Phenotypic plasticity and metabolic dysregulation are two well characterised hallmarks of cancer1, yet how these two phenomena interact to drive tumour progression remains less well known. A central question is whether changes in metabolism are simply by-products of the transcriptional changes associated with tumourigenesis, or, whether alterations in metabolism can also drive transcriptional variation and cell plasticity. Using novel machine learning techniques, we defined five cell states describing plasticity across primary and metastatic triple-negative breast cancer. Intriguingly, two states had highly divergent metabolism, one relying on glycolysis and another on oxidative phosphorylation.
We next aimed to investigate the temporal evolution of these cell states across primary tumour to metastatic evolution. To address this question, we leveraged metabolomic glucose tracing techniques in primary lesions, early metastases and late metastases to understand how metabolism supported early metastatic seeding.

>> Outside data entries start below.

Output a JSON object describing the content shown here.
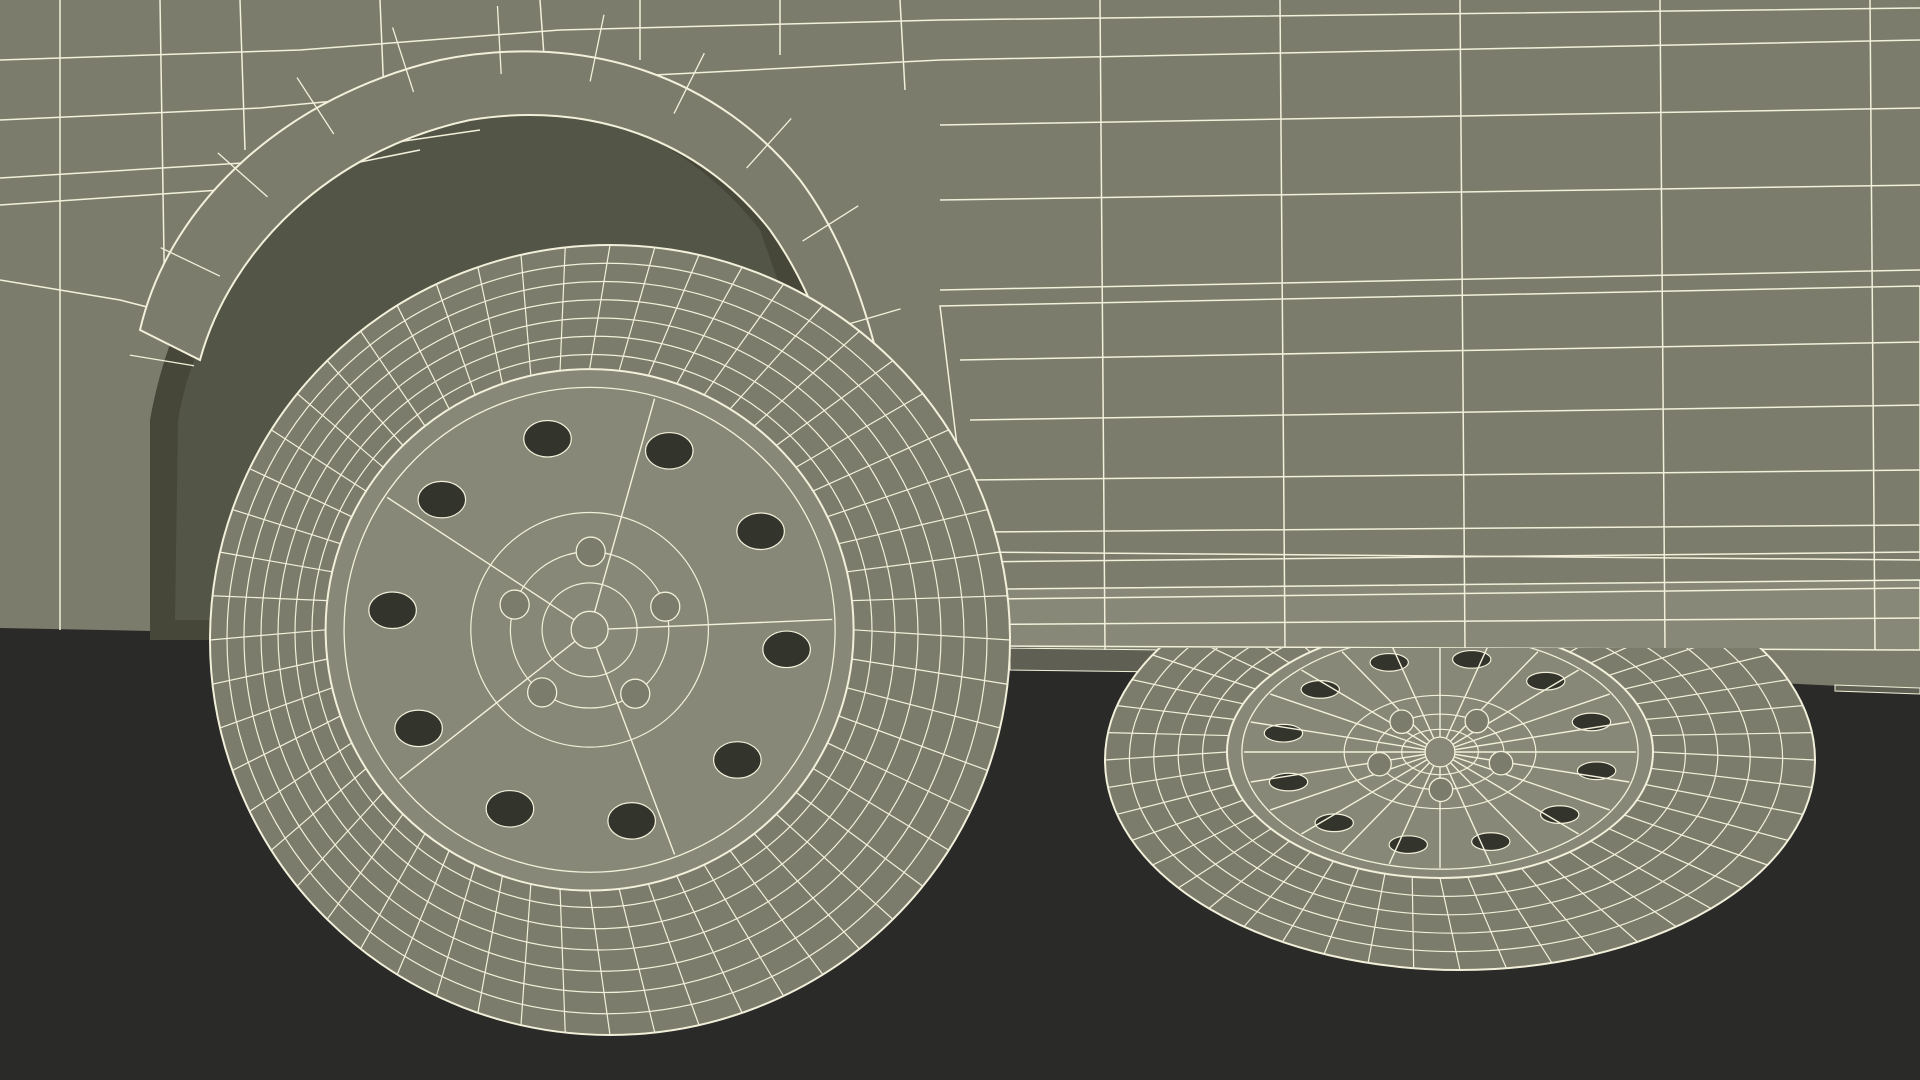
{
  "scene": {
    "subject": "car-wireframe-render",
    "colors": {
      "background": "#2a2a28",
      "surface": "#7b7c6c",
      "surface_dark": "#5f6053",
      "surface_light": "#878877",
      "wheel_well_inner": "#464739",
      "opening_dark": "#33342c",
      "wire": "#f2f0da"
    }
  }
}
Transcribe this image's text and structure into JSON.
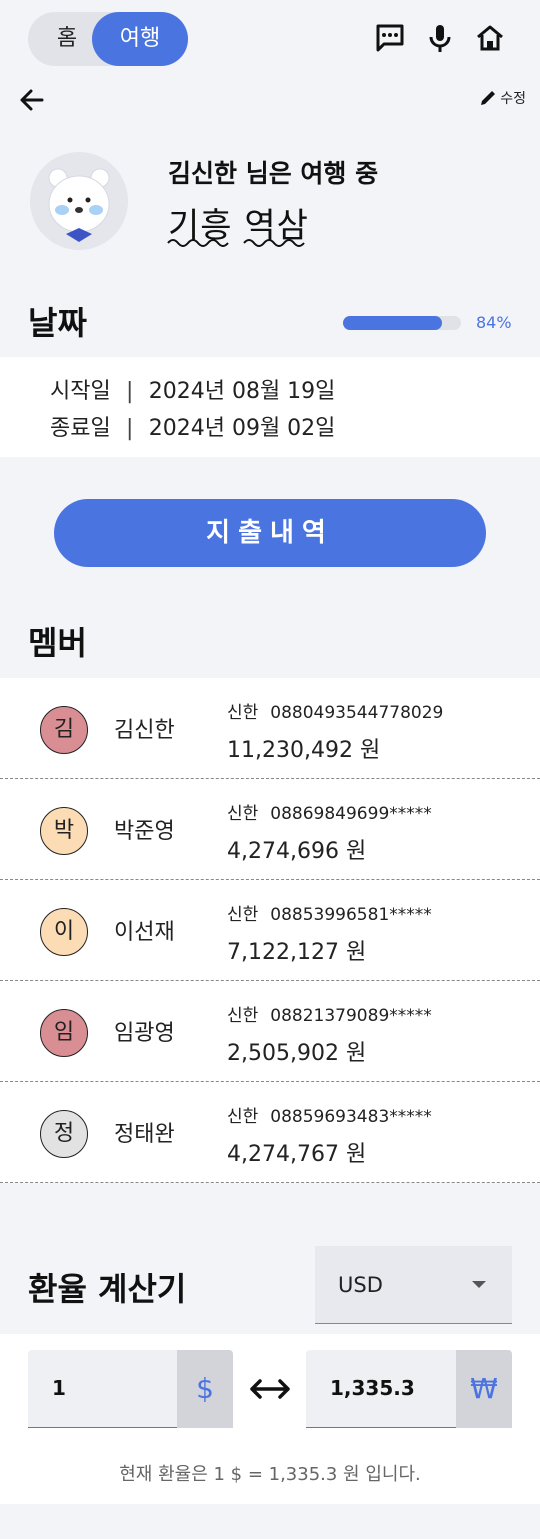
{
  "topbar": {
    "toggle_home": "홈",
    "toggle_trip": "여행",
    "icons": [
      "chat-icon",
      "microphone-icon",
      "home-icon"
    ]
  },
  "header": {
    "edit_label": "수정"
  },
  "profile": {
    "title": "김신한 님은 여행 중",
    "trip_name": "기흥 역삼"
  },
  "dates": {
    "heading": "날짜",
    "progress_label": "84%",
    "progress_value": 0.84,
    "start_label": "시작일",
    "start_value": "2024년 08월 19일",
    "end_label": "종료일",
    "end_value": "2024년 09월 02일",
    "separator": "|"
  },
  "expense_button": "지출내역",
  "members": {
    "heading": "멤버",
    "list": [
      {
        "badge": "김",
        "name": "김신한",
        "bank": "신한",
        "account": "0880493544778029",
        "balance": "11,230,492 원",
        "color": "#d98e93"
      },
      {
        "badge": "박",
        "name": "박준영",
        "bank": "신한",
        "account": "08869849699*****",
        "balance": "4,274,696 원",
        "color": "#fcdcb4"
      },
      {
        "badge": "이",
        "name": "이선재",
        "bank": "신한",
        "account": "08853996581*****",
        "balance": "7,122,127 원",
        "color": "#fcdcb4"
      },
      {
        "badge": "임",
        "name": "임광영",
        "bank": "신한",
        "account": "08821379089*****",
        "balance": "2,505,902 원",
        "color": "#d98e93"
      },
      {
        "badge": "정",
        "name": "정태완",
        "bank": "신한",
        "account": "08859693483*****",
        "balance": "4,274,767 원",
        "color": "#e2e2e2"
      }
    ]
  },
  "exchange": {
    "heading": "환율 계산기",
    "currency": "USD",
    "from_value": "1",
    "from_symbol": "$",
    "to_value": "1,335.3",
    "to_symbol": "₩",
    "note": "현재 환율은 1 $  =  1,335.3 원 입니다."
  },
  "colors": {
    "accent": "#4a74e0",
    "background": "#f3f4f8"
  }
}
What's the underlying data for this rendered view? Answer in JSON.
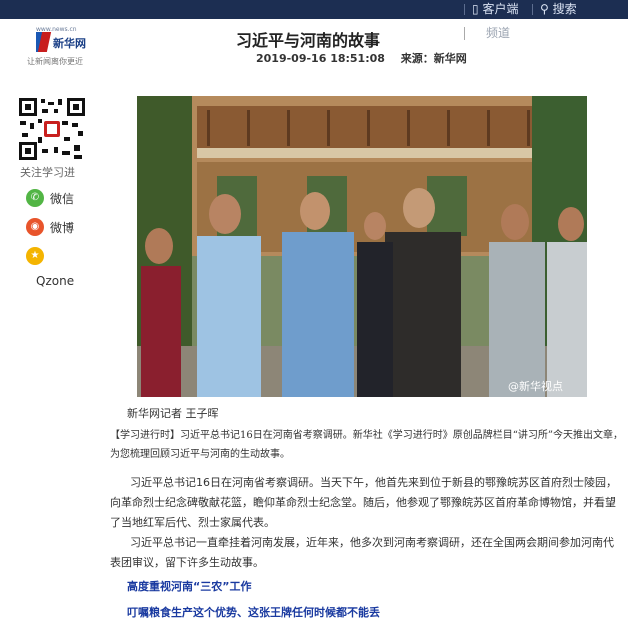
{
  "topbar": {
    "client_label": "客户端",
    "search_label": "搜索"
  },
  "logo": {
    "mark_small": "www.news.cn",
    "brand": "新华网",
    "slogan": "让新闻离你更近"
  },
  "article": {
    "title": "习近平与河南的故事",
    "channel": "频道",
    "datetime": "2019-09-16 18:51:08",
    "source": "来源：新华网",
    "photo_credit": "@新华视点",
    "author": "新华网记者 王子晖",
    "lead": "【学习进行时】习近平总书记16日在河南省考察调研。新华社《学习进行时》原创品牌栏目“讲习所”今天推出文章，为您梳理回顾习近平与河南的生动故事。",
    "paragraphs": [
      "习近平总书记16日在河南省考察调研。当天下午，他首先来到位于新县的鄂豫皖苏区首府烈士陵园，向革命烈士纪念碑敬献花篮，瞻仰革命烈士纪念堂。随后，他参观了鄂豫皖苏区首府革命博物馆，并看望了当地红军后代、烈士家属代表。",
      "习近平总书记一直牵挂着河南发展，近年来，他多次到河南考察调研，还在全国两会期间参加河南代表团审议，留下许多生动故事。"
    ],
    "subheads": [
      "高度重视河南“三农”工作",
      "叮嘱粮食生产这个优势、这张王牌任何时候都不能丢"
    ]
  },
  "sidebar": {
    "qr_caption": "关注学习进",
    "share": [
      {
        "label": "微信",
        "icon": "wechat-icon",
        "color": "#52b545"
      },
      {
        "label": "微博",
        "icon": "weibo-icon",
        "color": "#e8542b"
      },
      {
        "label": "",
        "icon": "qzone-icon",
        "color": "#f4b400"
      }
    ],
    "qzone_label": "Qzone"
  }
}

This data revealed a significant association between a number of key glycolytic metabolites and newly established metastatic tumours.
In order to target this tumour initiating, glycolytic phenotype, we investigated one of the most differentially expressed genes this cell state, glucose transporter-3 (GLUT3). Initial analysis validated an association between GLUT3 and the tumour-initiating cancer stem cell state. Functional knockdown assays were performed to identify the function of GLUT3, where knockdown resulted in decreased proliferation, migration and tumoursphere formation, suggesting reduced self-renewal capacity.
Mechanistically, GLUT3 knockdown led to a metabolic shift, reducing glucose uptake and glycolysis whilst also increasing lactate levels. Recently, a novel, lactate derived post-translational modification, lactylation has been described2,3. We hypothesised that the differential production of lactate may correlate with varied levels of lactylation and downstream changes in gene expression that may underlie cell state changes. Accordingly, we demonstrated that GLUT3 knockdown led to a reduction in overall lactylation levels. Pharmacological inhibition of lactylation led to a shift in key cancer stem cell markers, suggesting a potential mechanism where increased glycolysis assists in maintaining the aggressive tumour-initiating cancer stem cell state.
These data indicate metabolic regulation of cancer cell plasticity via a novel metabolic-epigenetic mechanism. This highlights the therapeutic potential of metabolic targets in limiting cancer cell plasticity, leading to reduced tumour progression.